Tarte tatin
17 November 2021
Prep time : 25 minutes + 1 hour cooking + potentially preparing the dough
For a mold of 26cm of diameter :
Ingredients :
4 to 6 apples (5 medium apples for me)
200g sugar
45g butter
1 vanilla bean or a little vanilla powder (optional)
A dough of your choice (sweet, shortbread, flaky)
Recipe :
Peel the apples, core them and cut them into 6 to 8 pieces depending on the size of the apples (the pieces should be quite large).
Place the butter and sugar with the vanilla in a saucepan and cook over low heat until the caramel is golden brown.
Pour it immediately into the mould and spread it over the bottom of the mould.
Place the apple pieces on the caramel as tightly as possible.
Cover with the dough of your choice (the diameter of the pastry should be slightly larger than the diameter of your mould).

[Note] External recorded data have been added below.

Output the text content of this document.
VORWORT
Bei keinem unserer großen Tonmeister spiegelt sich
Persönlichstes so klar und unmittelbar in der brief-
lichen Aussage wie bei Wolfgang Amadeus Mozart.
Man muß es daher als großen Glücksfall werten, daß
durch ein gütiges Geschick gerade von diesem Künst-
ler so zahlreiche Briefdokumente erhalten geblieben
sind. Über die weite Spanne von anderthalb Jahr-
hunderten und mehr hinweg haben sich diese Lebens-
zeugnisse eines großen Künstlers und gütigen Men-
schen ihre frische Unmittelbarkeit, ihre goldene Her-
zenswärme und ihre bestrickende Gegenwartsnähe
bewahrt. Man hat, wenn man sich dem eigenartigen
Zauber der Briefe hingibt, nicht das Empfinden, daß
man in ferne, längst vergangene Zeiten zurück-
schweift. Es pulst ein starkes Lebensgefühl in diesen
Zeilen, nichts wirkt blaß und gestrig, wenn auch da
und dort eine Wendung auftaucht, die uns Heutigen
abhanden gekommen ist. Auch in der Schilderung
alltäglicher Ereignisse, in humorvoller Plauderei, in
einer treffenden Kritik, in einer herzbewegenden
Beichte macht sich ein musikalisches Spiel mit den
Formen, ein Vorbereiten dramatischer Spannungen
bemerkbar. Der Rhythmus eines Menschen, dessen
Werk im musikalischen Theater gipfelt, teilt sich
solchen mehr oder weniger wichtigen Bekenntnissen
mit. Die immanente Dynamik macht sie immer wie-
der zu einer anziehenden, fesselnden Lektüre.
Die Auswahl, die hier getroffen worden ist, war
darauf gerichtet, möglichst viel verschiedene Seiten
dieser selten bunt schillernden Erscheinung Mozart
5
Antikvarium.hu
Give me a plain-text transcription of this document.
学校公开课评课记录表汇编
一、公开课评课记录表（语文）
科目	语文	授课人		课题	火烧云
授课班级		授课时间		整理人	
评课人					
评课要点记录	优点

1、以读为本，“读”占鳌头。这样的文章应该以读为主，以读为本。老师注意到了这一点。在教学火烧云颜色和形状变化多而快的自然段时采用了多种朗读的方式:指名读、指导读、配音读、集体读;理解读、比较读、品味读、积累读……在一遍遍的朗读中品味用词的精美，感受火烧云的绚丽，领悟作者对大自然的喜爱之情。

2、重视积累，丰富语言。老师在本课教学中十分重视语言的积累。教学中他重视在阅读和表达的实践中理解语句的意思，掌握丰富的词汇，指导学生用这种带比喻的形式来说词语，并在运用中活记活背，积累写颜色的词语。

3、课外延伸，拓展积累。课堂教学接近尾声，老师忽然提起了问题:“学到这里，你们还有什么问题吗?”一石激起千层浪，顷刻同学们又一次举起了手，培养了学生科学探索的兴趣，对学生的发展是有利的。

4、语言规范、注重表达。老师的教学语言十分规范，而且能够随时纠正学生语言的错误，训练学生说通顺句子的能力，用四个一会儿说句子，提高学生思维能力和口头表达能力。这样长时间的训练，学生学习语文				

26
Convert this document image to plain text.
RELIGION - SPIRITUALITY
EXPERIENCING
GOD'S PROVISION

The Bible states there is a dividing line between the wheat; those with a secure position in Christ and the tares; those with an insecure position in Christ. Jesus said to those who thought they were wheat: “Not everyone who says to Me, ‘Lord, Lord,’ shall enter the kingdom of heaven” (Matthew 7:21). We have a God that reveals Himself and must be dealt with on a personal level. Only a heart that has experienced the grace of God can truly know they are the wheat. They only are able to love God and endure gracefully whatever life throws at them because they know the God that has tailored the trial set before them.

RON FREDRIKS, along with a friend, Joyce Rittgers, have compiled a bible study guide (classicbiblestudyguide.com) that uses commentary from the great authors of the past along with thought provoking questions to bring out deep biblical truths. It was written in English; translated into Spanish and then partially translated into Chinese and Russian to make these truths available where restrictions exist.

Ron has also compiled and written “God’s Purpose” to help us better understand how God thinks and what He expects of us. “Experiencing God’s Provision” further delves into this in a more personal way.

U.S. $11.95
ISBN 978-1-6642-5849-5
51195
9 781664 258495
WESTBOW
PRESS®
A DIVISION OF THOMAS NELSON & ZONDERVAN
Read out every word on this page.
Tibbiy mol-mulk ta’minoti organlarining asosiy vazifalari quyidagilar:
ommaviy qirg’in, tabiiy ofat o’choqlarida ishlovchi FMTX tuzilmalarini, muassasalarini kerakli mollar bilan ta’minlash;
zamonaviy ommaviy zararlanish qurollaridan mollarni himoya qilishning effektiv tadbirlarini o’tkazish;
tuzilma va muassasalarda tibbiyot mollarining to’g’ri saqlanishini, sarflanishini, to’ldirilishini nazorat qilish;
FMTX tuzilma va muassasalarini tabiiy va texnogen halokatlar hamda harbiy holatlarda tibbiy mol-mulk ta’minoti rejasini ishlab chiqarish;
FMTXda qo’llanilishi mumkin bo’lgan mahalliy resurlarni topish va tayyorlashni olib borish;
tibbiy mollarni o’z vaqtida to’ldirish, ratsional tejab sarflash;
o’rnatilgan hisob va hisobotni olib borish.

Bake in the preheated oven at 180°C for 15 minutes, then continue baking at 150°C for 45 minutes (if the dough browns too quickly, cover it with aluminum foil).
When the pie comes out of the oven, wait 2 minutes and then immediately turn it out of the mould onto your serving dish. Let cool, then take out the vanilla ice cream or the crème fraiche and enjoy!